What book are you reading at the moment and what is your favourite?

I read very few books, but do study the various farming publications. I have however just published my own book – ‘Like Farmer, like Son’ which describes how both my own and my father’s lives have mirrored each other. Look it up!

dsc_thurs22aFavourite film… and music?

As a child I enjoyed a good Western with Clint Eastwood or John Wayne. I love a good action movie like the Bond films or Mission Impossible. I have a wide taste in music. In my teenage years I enjoyed Ska and Two Tone but have now widened my tastes to include Coldplay and Paolo Nutino. I have never been a fan of heavy metal.

Marmite – yes or no?

Yup – love Marmite – try it with jam, it gives a lovely sweet and sour flavour.

Car or motorcycle?

Car. I had a moped as a teenager but don’t think I would be safe on a powerful motorbike.

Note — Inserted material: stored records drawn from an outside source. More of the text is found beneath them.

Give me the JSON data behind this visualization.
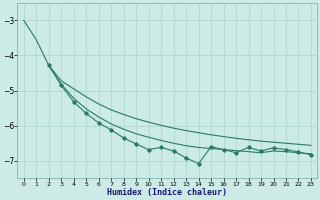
{
  "line1_x": [
    0,
    1,
    2,
    3,
    4,
    5,
    6,
    7,
    8,
    9,
    10,
    11,
    12,
    13,
    14,
    15,
    16,
    17,
    18,
    19,
    20,
    21,
    22,
    23
  ],
  "line1_y": [
    -3.0,
    -3.55,
    -4.28,
    -4.72,
    -4.95,
    -5.18,
    -5.38,
    -5.55,
    -5.68,
    -5.8,
    -5.9,
    -5.99,
    -6.07,
    -6.14,
    -6.2,
    -6.26,
    -6.31,
    -6.36,
    -6.4,
    -6.44,
    -6.47,
    -6.5,
    -6.53,
    -6.56
  ],
  "line2_x": [
    2,
    3,
    4,
    5,
    6,
    7,
    8,
    9,
    10,
    11,
    12,
    13,
    14,
    15,
    16,
    17,
    18,
    19,
    20,
    21,
    22,
    23
  ],
  "line2_y": [
    -4.28,
    -4.82,
    -5.22,
    -5.52,
    -5.75,
    -5.95,
    -6.1,
    -6.23,
    -6.33,
    -6.42,
    -6.5,
    -6.57,
    -6.62,
    -6.65,
    -6.68,
    -6.71,
    -6.74,
    -6.77,
    -6.72,
    -6.74,
    -6.77,
    -6.8
  ],
  "line3_x": [
    2,
    3,
    4,
    5,
    6,
    7,
    8,
    9,
    10,
    11,
    12,
    13,
    14,
    15,
    16,
    17,
    18,
    19,
    20,
    21,
    22,
    23
  ],
  "line3_y": [
    -4.28,
    -4.85,
    -5.32,
    -5.65,
    -5.92,
    -6.12,
    -6.35,
    -6.52,
    -6.68,
    -6.62,
    -6.72,
    -6.92,
    -7.08,
    -6.6,
    -6.68,
    -6.77,
    -6.62,
    -6.72,
    -6.63,
    -6.68,
    -6.75,
    -6.83
  ],
  "color": "#2a7a68",
  "bg_color": "#cceae6",
  "grid_color": "#aad4ce",
  "xlabel": "Humidex (Indice chaleur)",
  "ylim": [
    -7.5,
    -2.5
  ],
  "xlim": [
    -0.5,
    23.5
  ],
  "yticks": [
    -7,
    -6,
    -5,
    -4,
    -3
  ],
  "xticks": [
    0,
    1,
    2,
    3,
    4,
    5,
    6,
    7,
    8,
    9,
    10,
    11,
    12,
    13,
    14,
    15,
    16,
    17,
    18,
    19,
    20,
    21,
    22,
    23
  ]
}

Is there someone in business you would like to emulate – or someone not necessarily involved in the business world?

I admire those who have become successful whilst keeping a sense of empathy towards others. It is important to treat people as you would like to be treated yourself.

What are your hopes for the future for the company?

To work closely with our landlord to expand the Cotswold Farm Park and to enhance the visitor experience here at the Cotswold Farm Park.

The Four Shires offers amazing opportunities to go out and enjoy the surrounding countryside. People are always very keen to rush off to foreign places to enjoy holidays, but they should try doing so on their own doorstep. The Cotswolds is a beautiful place to be. Look at the adverts in the Four Shires magazine and try to visit one a month!